2021 comes with hopes
The horrors of 2020 will continue into the year ahead. The devastation wrought by the pandemic will be lasting and painful. Bangladesh, just like the rest of the world, will be reeling with new surges of COVID patients dying or surviving with long-haul symptoms. The nation will remember 2020 as a year of grief and trauma.
The virus has so much momentum that more infection and death are almost inevitable as the second pandemic year begins. Pain will probably ease, but never completely go away. Bangladesh showed clear signs of resilience in the relentless battle against the virus. The next few months will be dark, but every passing day brings a little more light with the news of the vaccine’s arrival.
President Md Abdul Hamid and Prime Minister Sheikh Hasina, in their New Year messages, vowed to lead them through the challenges posed by the pandemic. Hasina called for mutual cooperation of all, saying that it is the only way to deal with any global crisis, reports bdnews24.com.
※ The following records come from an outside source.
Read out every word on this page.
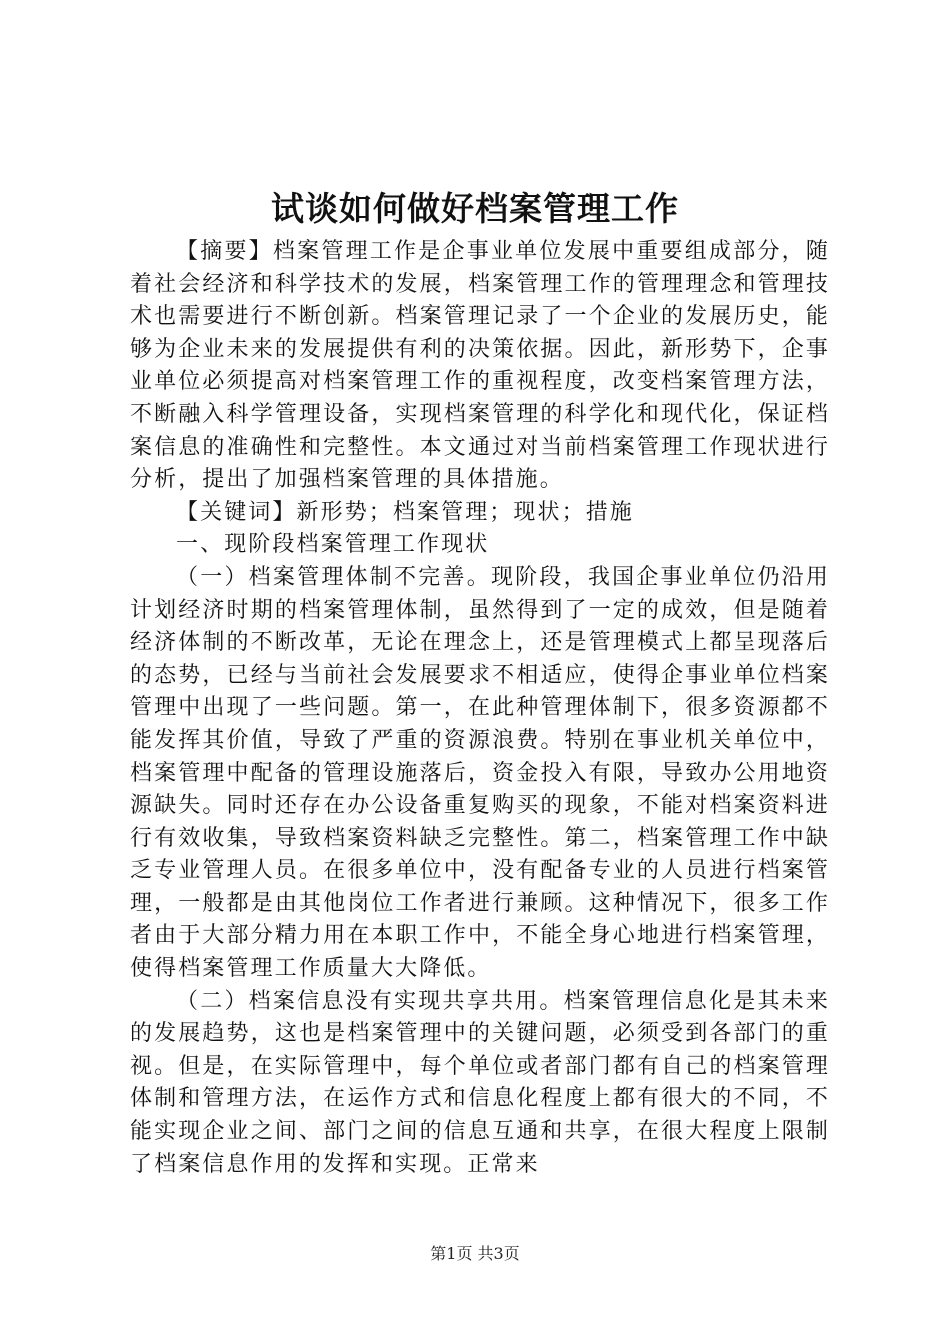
试谈如何做好档案管理工作

【摘要】档案管理工作是企事业单位发展中重要组成部分，随着社会经济和科学技术的发展，档案管理工作的管理理念和管理技术也需要进行不断创新。档案管理记录了一个企业的发展历史，能够为企业未来的发展提供有利的决策依据。因此，新形势下，企事业单位必须提高对档案管理工作的重视程度，改变档案管理方法，不断融入科学管理设备，实现档案管理的科学化和现代化，保证档案信息的准确性和完整性。本文通过对当前档案管理工作现状进行分析，提出了加强档案管理的具体措施。

【关键词】新形势；档案管理；现状；措施

一、现阶段档案管理工作现状

（一）档案管理体制不完善。现阶段，我国企事业单位仍沿用计划经济时期的档案管理体制，虽然得到了一定的成效，但是随着经济体制的不断改革，无论在理念上，还是管理模式上都呈现落后的态势，已经与当前社会发展要求不相适应，使得企事业单位档案管理中出现了一些问题。第一，在此种管理体制下，很多资源都不能发挥其价值，导致了严重的资源浪费。特别在事业机关单位中，档案管理中配备的管理设施落后，资金投入有限，导致办公用地资源缺失。同时还存在办公设备重复购买的现象，不能对档案资料进行有效收集，导致档案资料缺乏完整性。第二，档案管理工作中缺乏专业管理人员。在很多单位中，没有配备专业的人员进行档案管理，一般都是由其他岗位工作者进行兼顾。这种情况下，很多工作者由于大部分精力用在本职工作中，不能全身心地进行档案管理，使得档案管理工作质量大大降低。

（二）档案信息没有实现共享共用。档案管理信息化是其未来的发展趋势，这也是档案管理中的关键问题，必须受到各部门的重视。但是，在实际管理中，每个单位或者部门都有自己的档案管理体制和管理方法，在运作方式和信息化程度上都有很大的不同，不能实现企业之间、部门之间的信息互通和共享，在很大程度上限制了档案信息作用的发挥和实现。正常来

第1页 共3页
With more than 1.7 million people dead and 82 million infected around the globe since last New Year's Eve - yet hope that new vaccines can help tame the pandemic - the year ended unlike any other in memory. Angela Merkel, in her 16th New Year's Eve address as German chancellor, said as much.
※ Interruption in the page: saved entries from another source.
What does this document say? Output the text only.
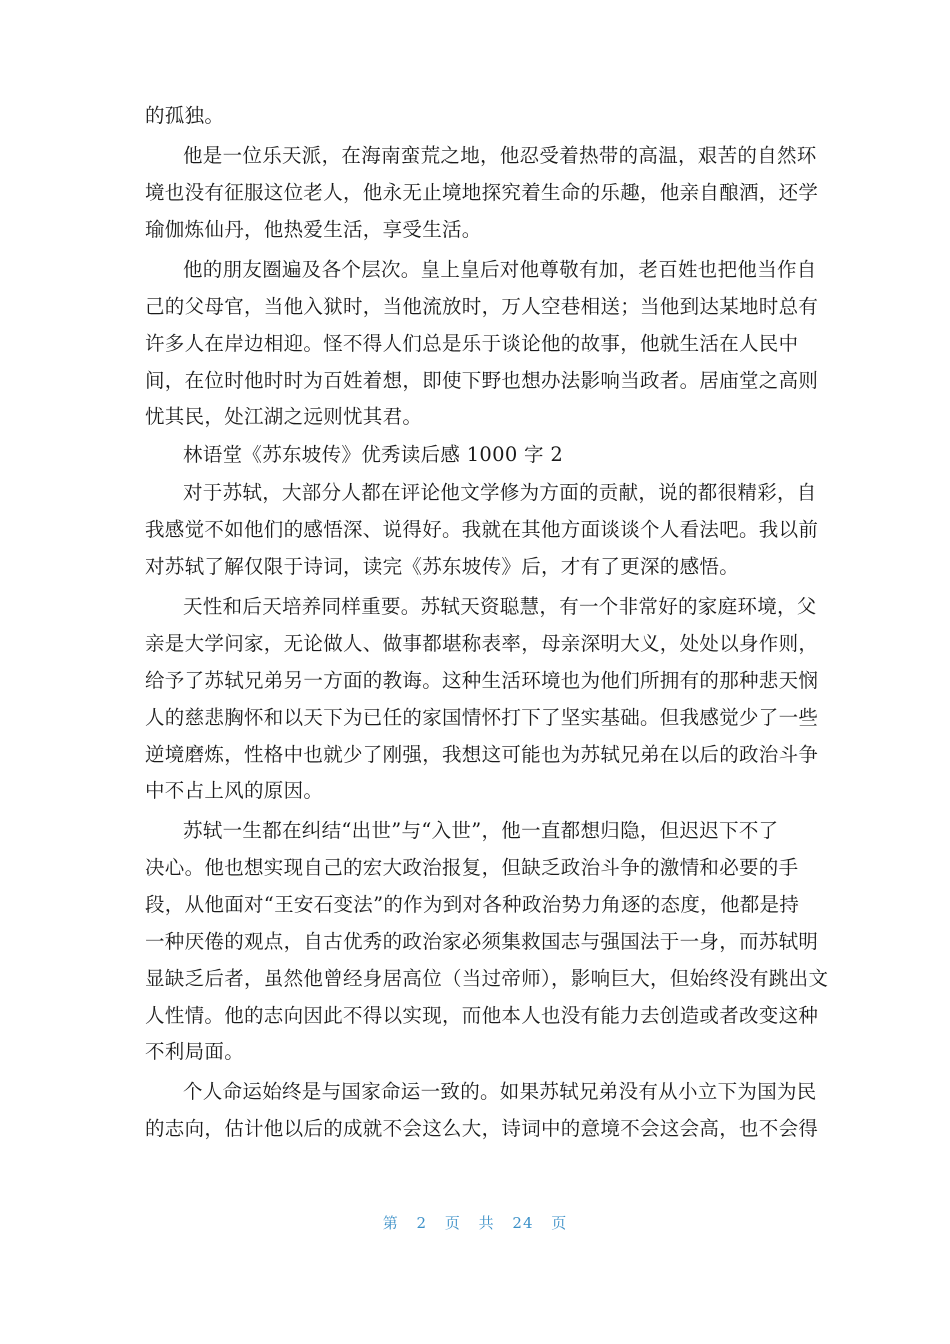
的孤独。
他是一位乐天派，在海南蛮荒之地，他忍受着热带的高温，艰苦的自然环
境也没有征服这位老人，他永无止境地探究着生命的乐趣，他亲自酿酒，还学
瑜伽炼仙丹，他热爱生活，享受生活。
他的朋友圈遍及各个层次。皇上皇后对他尊敬有加，老百姓也把他当作自
己的父母官，当他入狱时，当他流放时，万人空巷相送；当他到达某地时总有
许多人在岸边相迎。怪不得人们总是乐于谈论他的故事，他就生活在人民中
间，在位时他时时为百姓着想，即使下野也想办法影响当政者。居庙堂之高则
忧其民，处江湖之远则忧其君。
林语堂《苏东坡传》优秀读后感 1000 字 2
对于苏轼，大部分人都在评论他文学修为方面的贡献，说的都很精彩，自
我感觉不如他们的感悟深、说得好。我就在其他方面谈谈个人看法吧。我以前
对苏轼了解仅限于诗词，读完《苏东坡传》后，才有了更深的感悟。
天性和后天培养同样重要。苏轼天资聪慧，有一个非常好的家庭环境，父
亲是大学问家，无论做人、做事都堪称表率，母亲深明大义，处处以身作则，
给予了苏轼兄弟另一方面的教诲。这种生活环境也为他们所拥有的那种悲天悯
人的慈悲胸怀和以天下为已任的家国情怀打下了坚实基础。但我感觉少了一些
逆境磨炼，性格中也就少了刚强，我想这可能也为苏轼兄弟在以后的政治斗争
中不占上风的原因。
苏轼一生都在纠结“出世”与“入世”，他一直都想归隐，但迟迟下不了
决心。他也想实现自己的宏大政治报复，但缺乏政治斗争的激情和必要的手
段，从他面对“王安石变法”的作为到对各种政治势力角逐的态度，他都是持
一种厌倦的观点，自古优秀的政治家必须集救国志与强国法于一身，而苏轼明
显缺乏后者，虽然他曾经身居高位（当过帝师），影响巨大，但始终没有跳出文
人性情。他的志向因此不得以实现，而他本人也没有能力去创造或者改变这种
不利局面。
个人命运始终是与国家命运一致的。如果苏轼兄弟没有从小立下为国为民
的志向，估计他以后的成就不会这么大，诗词中的意境不会这会高，也不会得
第 2 页 共 24 页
"I think I am not exaggerating when I say: never in the last 15 years have we found the old year so heavy. And never have we, despite all the worries and some scepticism, looked forward to the new one with so much hope."
With the COVID-19 morphing into the biggest issue the world over, Bangladesh reported its first cases on Mar 8 after the virus was first detected in China by the end of 2019. After nearly 10 more months, Bangladesh has more than half a million confirmed coronavirus infections with over 7,500 deaths from the respiratory illness caused by the virus.
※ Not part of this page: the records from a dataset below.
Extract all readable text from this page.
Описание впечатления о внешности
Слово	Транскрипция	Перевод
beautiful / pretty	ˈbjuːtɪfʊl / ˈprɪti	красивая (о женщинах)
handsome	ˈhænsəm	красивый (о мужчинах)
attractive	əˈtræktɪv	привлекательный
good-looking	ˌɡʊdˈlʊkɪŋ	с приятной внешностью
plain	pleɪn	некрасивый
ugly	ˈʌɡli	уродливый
It has been a year of loss and sorrow. At the same time, it has been a period for the world of coming together as one. Professor Serajul Islam Choudhury thinks 2020 was a “very bad” year, while Prof Muhammed Zafar Iqbal says the world would “toss it away much earlier if they could!". Now the year is gone with the clock ticking past midnight to the New Year’s Day.
Coupled with the fears of the virus transmission, a police ban on almost all sorts of New Year’s Eve revelry and gatherings dampened the celebrations largely, but many residents of Dhaka have ringed in the new year with firecrackers.
The year, however, began with hope for huge celebrations on Bangabandhu Sheikh Mujibur Rahman's birth centenary. But the emergence of the coronavirus in China cast a shadow on the plans, making people more acquainted with words like “isolation”, “quarantine”, “social distancing” and “lockdown”.
And finally, Bangladesh reported the first cases in March amid an exodus of returnees who lost jobs or wanted to be with their families at home during the pandemic.
The migrant workers’ path for a return to their countries of work was closed shortly afterwards. But only around 8,000 workers could travel abroad between July and November after flights resumed following months of halt on operations.